The Principles for Responsible investment (PRI) secretariat has no role in policing how its signatories address environmental, social and governance (ESG) issues, its executive director has said.
“The PRI doesn’t have any intention of becoming a prescriptive framework,” James Gifford told Environmental Finance. “We’ve never had those sort of mechanisms in place, and we’ve no intention of changing.”
Gifford was responding to calls for the PRI to act following recent dramatic reductions in ESG capacity at some leading UK-based asset managers.

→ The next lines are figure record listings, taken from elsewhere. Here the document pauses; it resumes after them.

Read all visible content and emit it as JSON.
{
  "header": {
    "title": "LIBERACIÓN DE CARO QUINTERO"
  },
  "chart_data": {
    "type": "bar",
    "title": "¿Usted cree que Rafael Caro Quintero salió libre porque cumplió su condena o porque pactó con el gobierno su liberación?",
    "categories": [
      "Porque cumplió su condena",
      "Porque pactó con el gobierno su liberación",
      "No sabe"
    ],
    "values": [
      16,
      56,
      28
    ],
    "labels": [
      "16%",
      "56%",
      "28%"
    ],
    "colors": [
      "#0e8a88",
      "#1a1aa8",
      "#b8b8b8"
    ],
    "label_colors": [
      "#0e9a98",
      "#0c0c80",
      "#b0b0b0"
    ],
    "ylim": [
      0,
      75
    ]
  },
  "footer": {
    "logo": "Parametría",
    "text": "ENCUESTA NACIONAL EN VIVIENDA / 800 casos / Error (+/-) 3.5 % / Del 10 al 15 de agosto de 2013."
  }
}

Aviva Investors last month announced, as part of wider job losses, that it was pulling out of sustainable and responsible investment (SRI) fund management, with the expected loss of two-thirds of its market-leading SRI and governance team.

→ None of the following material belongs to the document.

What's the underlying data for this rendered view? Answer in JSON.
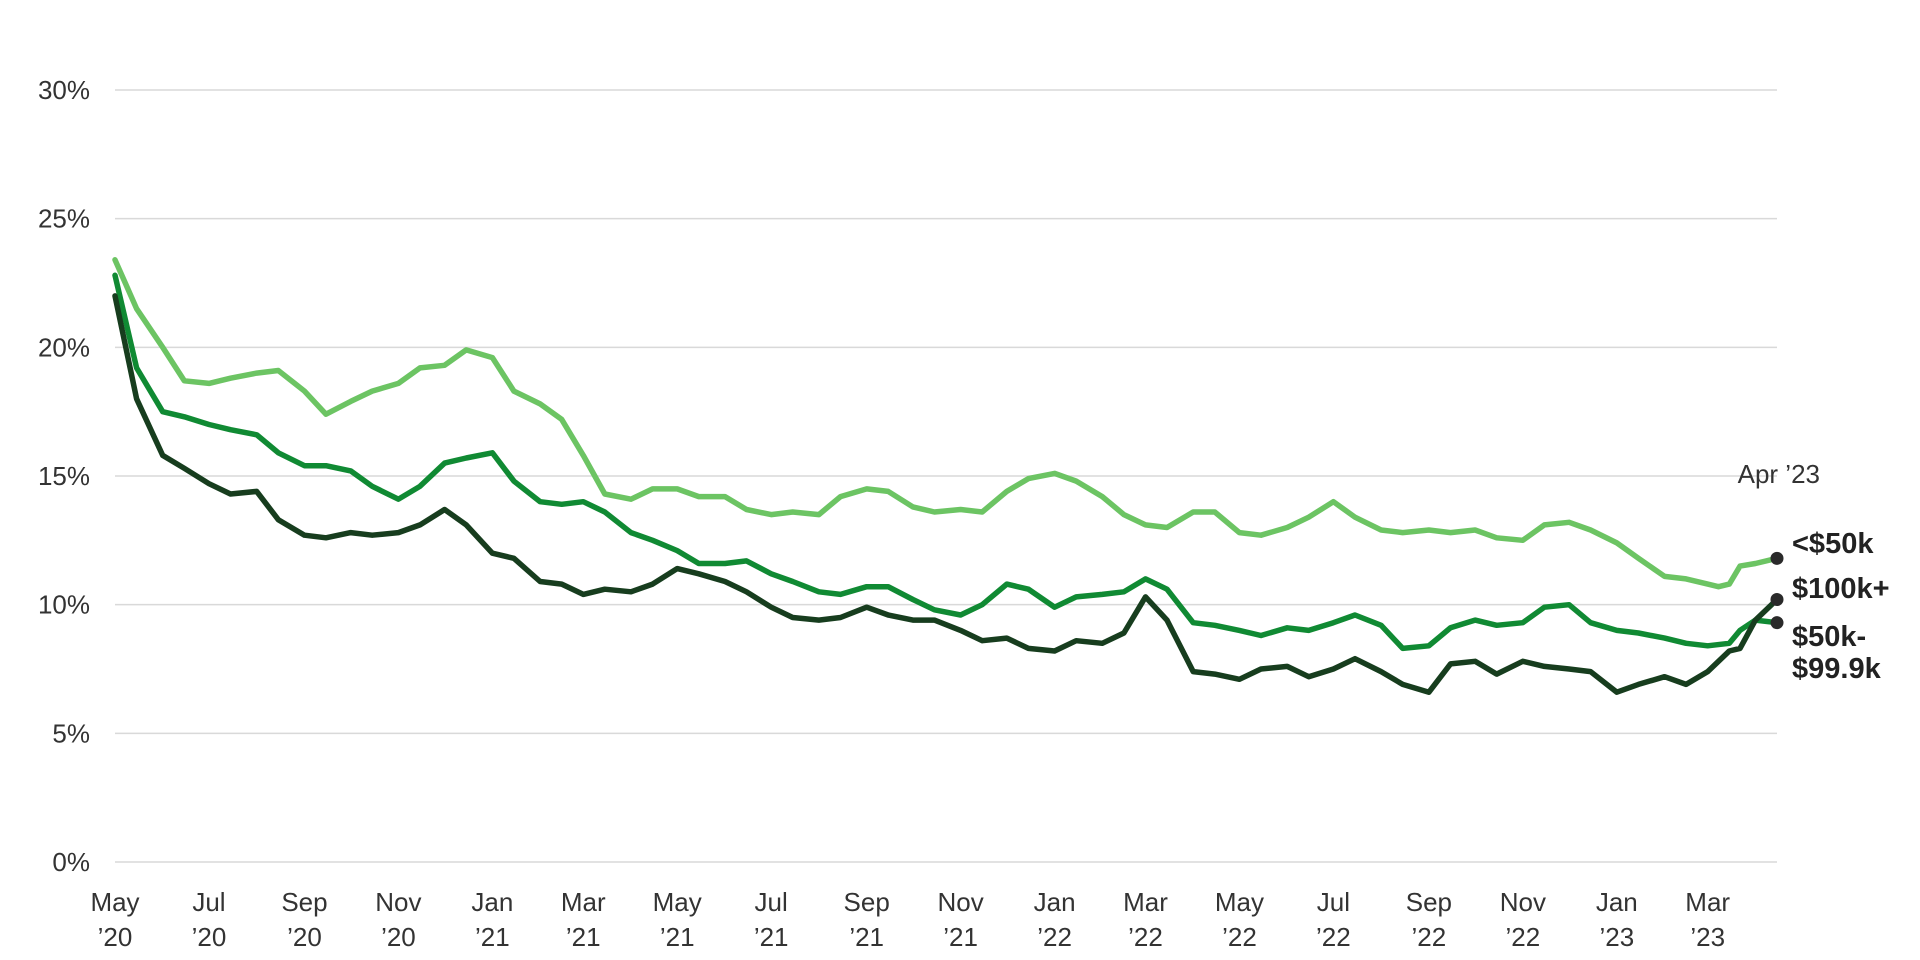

At the end of last year, Henderson made its five-strong SRI team redundant, and now outsources research for its suite of SRI funds.
Although both groups remain signatories to the PRI, which commit them, among other things, to incorporate ESG issues into investment analysis, their scaling back of internal resources has led some commentators to question whether they should be booted out of the UN-backed initiative.

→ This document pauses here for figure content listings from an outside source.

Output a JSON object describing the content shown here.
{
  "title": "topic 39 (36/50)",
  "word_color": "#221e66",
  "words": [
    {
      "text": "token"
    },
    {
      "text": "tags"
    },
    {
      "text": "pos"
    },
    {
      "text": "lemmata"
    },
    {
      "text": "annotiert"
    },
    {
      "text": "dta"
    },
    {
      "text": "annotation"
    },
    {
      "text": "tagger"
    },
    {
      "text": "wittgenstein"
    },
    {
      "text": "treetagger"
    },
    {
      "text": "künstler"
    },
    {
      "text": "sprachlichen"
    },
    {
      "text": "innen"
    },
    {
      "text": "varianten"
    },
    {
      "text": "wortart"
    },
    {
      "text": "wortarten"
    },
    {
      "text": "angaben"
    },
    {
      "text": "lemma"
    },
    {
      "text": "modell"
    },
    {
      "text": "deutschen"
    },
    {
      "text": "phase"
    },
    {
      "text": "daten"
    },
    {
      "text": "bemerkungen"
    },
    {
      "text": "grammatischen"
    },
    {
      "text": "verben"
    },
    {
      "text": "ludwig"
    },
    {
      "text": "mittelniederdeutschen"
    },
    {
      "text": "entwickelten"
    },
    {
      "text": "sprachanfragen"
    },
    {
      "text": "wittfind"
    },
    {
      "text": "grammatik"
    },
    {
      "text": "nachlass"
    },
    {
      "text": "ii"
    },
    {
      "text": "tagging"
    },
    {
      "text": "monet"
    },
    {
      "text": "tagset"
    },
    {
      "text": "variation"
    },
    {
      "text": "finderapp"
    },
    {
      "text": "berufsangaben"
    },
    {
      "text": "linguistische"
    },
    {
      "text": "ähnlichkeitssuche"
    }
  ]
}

“Can you shred your team and still claim to be implementing the PRI?” asked responsible investment specialist Rory Sullivan at the time. “It raises real questions about the credibility of the initiative.”
However, Gifford rejected the call. “It’s not for me to comment on an individual organisation’s decisions,” he stressed, adding that “the PRI is a big tent.”
“The PRI is an aspirational framework, and it doesn’t have absolute requirements for performance” beyond requiring signatories to report to the secretariat on the progress of their implementation, he said. “If signatories choose to have different levels of implementation, that is entirely their choice.”
He noted that these decisions were made in the context of “larger decisions” about resourcing and market positioning, and argued that, “at the macro level”, responsible investment is in good health.
“There will always be ups and downs, but you have to look at the big picture,” he said. “What we’re seeing is that responsible investment is being taken up as a mainstream practice,” noting that fixed income asset management giant Pimco has recently signed up to the PRI, as has Goldman Sachs Asset Management and hedge fund specialist Man Group.
Launched in 2006, the PRI has been remarkably successful. It boasts 830 investor signatories, managing more than $30 trillion in assets.